Birçok çocuk mükemmel temizlik koşullarında eve hapsolmuş durumdadır. Çeşitli bakteri suşlarıyla temas etmedikleri için savunma mekanizmaları mikroplara aşırı tepki veriyor. Son zamanlarda yapılan çalışmalar, bağırsak florası ve çevresel mikroplar arasında karmaşık bir ilişki olduğunu göstermektedir. Yaşam tarzı, çevre, kentleşme, diyet ve antibiyotikler immünotolerans yetmezliğine yol açan ve alerji riskini artıran bağırsak florası üzerinde büyük bir etkiye sahiptir.
Obezite
Araştırmalar obeziteyi metabolik bir bozukluk olarak görüyorlar. Bağırsak florasıyla ilgili en belirgin bağlantı ise sindirim şeklidir. Bazı bakteri suşları diğerlerinden daha fazla gıda kalorisi toplar ve bazı bakteriler açlığı artıran hormonlar salgılar. Bakterilerin vücudun aktif unsurları olarak obeziteye neden olabilir.
Diyabet
Şeker hastalarının şekeri metabolize etmekten sorumlu hormon olan insülin üretimi ile ilgili bozuklukları vardır. Araştırmalar diyabet hastalarının sağlıklarını artırmak için çok fazla lif tüketmelerini gösteriyor. Son zamanlarda yapılan bir araştırmaya göre, lif insülin seviyeleri üzerinde etkisi olan bağırsak bakterilerini besliyor. Lif ayrıca şeker hastası olmayanlar için iyi bağırsak bakterileri üretme etkisi nedeniyle de faydalıdır. Lif tüketimi, bağırsak florasının temel çeşitliliğini artırarak diyabet gibi hastalıkları önleyebiliyor.
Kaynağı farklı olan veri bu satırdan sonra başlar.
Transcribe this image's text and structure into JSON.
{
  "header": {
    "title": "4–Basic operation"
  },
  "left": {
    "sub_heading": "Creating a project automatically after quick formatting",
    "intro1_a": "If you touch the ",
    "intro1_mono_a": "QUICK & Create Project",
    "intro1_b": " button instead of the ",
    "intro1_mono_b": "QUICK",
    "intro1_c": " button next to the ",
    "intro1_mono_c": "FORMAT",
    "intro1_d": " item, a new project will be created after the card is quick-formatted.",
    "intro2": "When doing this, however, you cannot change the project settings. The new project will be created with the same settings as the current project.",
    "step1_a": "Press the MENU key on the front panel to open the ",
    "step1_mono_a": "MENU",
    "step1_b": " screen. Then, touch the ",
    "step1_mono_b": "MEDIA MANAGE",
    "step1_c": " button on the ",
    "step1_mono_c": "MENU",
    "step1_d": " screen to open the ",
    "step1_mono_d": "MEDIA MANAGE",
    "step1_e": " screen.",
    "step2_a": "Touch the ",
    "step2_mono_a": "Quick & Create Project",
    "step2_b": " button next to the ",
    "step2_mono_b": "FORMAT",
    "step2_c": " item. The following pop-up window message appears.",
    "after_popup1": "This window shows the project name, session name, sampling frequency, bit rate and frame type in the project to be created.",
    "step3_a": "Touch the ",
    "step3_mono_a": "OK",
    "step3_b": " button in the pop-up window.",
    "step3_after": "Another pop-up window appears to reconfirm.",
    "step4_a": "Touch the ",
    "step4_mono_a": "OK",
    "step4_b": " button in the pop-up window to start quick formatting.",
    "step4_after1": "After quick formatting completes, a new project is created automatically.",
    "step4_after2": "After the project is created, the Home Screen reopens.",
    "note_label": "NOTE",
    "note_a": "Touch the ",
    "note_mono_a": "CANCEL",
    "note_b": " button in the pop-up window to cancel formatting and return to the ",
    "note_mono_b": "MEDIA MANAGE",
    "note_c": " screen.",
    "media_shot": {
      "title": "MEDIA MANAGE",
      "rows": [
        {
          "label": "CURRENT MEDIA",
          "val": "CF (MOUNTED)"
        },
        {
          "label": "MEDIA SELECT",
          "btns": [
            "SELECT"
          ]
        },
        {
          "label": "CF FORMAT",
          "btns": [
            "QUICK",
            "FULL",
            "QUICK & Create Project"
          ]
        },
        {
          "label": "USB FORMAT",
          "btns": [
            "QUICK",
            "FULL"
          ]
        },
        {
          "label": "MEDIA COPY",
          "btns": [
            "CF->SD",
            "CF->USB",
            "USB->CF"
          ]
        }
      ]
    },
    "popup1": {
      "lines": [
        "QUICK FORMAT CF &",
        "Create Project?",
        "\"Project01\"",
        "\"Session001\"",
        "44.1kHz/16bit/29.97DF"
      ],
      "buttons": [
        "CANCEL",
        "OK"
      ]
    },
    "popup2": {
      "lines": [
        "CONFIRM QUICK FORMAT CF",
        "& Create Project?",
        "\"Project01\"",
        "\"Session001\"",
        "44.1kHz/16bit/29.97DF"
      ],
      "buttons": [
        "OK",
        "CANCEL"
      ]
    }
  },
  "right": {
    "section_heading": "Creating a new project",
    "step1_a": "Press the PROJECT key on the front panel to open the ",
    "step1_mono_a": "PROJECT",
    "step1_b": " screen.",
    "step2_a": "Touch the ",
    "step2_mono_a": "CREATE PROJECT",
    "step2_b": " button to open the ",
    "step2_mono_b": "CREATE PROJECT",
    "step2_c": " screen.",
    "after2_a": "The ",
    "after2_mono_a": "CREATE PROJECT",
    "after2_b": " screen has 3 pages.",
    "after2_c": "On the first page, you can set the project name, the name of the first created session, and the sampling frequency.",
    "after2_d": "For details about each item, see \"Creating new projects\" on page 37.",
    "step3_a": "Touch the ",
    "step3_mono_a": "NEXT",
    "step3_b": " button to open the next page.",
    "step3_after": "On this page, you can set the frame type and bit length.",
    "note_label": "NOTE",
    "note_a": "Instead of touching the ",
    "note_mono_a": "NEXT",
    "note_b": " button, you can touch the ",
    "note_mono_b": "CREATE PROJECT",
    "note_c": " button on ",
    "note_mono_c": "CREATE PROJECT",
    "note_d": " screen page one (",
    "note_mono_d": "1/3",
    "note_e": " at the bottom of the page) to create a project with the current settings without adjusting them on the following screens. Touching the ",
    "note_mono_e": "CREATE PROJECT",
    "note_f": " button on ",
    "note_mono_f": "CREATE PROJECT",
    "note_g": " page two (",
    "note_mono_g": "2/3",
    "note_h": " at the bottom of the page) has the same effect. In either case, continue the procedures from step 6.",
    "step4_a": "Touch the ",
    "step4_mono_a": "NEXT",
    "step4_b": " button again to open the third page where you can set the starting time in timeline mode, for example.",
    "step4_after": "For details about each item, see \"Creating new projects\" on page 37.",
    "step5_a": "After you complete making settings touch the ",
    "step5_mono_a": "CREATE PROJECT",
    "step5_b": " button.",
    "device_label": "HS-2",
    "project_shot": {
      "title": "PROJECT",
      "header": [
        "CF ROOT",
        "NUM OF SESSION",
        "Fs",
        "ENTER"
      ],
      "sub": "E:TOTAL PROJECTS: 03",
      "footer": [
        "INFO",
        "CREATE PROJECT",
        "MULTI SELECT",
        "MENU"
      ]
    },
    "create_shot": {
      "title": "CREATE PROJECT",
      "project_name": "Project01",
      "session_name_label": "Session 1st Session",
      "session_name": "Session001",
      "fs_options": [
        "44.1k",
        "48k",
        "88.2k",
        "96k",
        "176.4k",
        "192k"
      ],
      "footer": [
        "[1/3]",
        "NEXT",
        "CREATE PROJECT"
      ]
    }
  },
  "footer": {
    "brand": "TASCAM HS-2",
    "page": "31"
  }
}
Kalp ve damar hastalıkları
Kalbi ve kan dolaşımını kapsayan bu hastalıklar arasında ateroskleroz (plak birikimi), arteriyoskleroz (damar sertleşmesi) ve kapak darlığı (iltihaplı bir hastalık ile daralma) bulunur ve bunlar da kalp krizi veya felce yol açabilir.
Araştırmalara göre bu hastalıklar üzerinde bağırsak florasının etkisi vardır. Vücudun kolesterolü ortadan kaldırma yeteneğini bozan kimyasalları salgılayan bazı bakterilerin varlığı bu tür hastalıkları tetikleyebilir.
Ruh sağlığı
Bağırsak bakterileri tarafından üretilen bazı kimyasallar, sinir sistemi yoluyla beyne mesaj gönderebilen nörotransmiterler gibi davranır. Beyinle etkileşime girebilirler, bu da anksiyetenin artmasına ve diğer zihinsel bozukluklara yol açabilir.
Depresyon, anksiyete ve hatta otizm belirtileri olan deneklerde sağlıklı bakteri suşlarının tedavide başarılı olduğu bilinmektedir.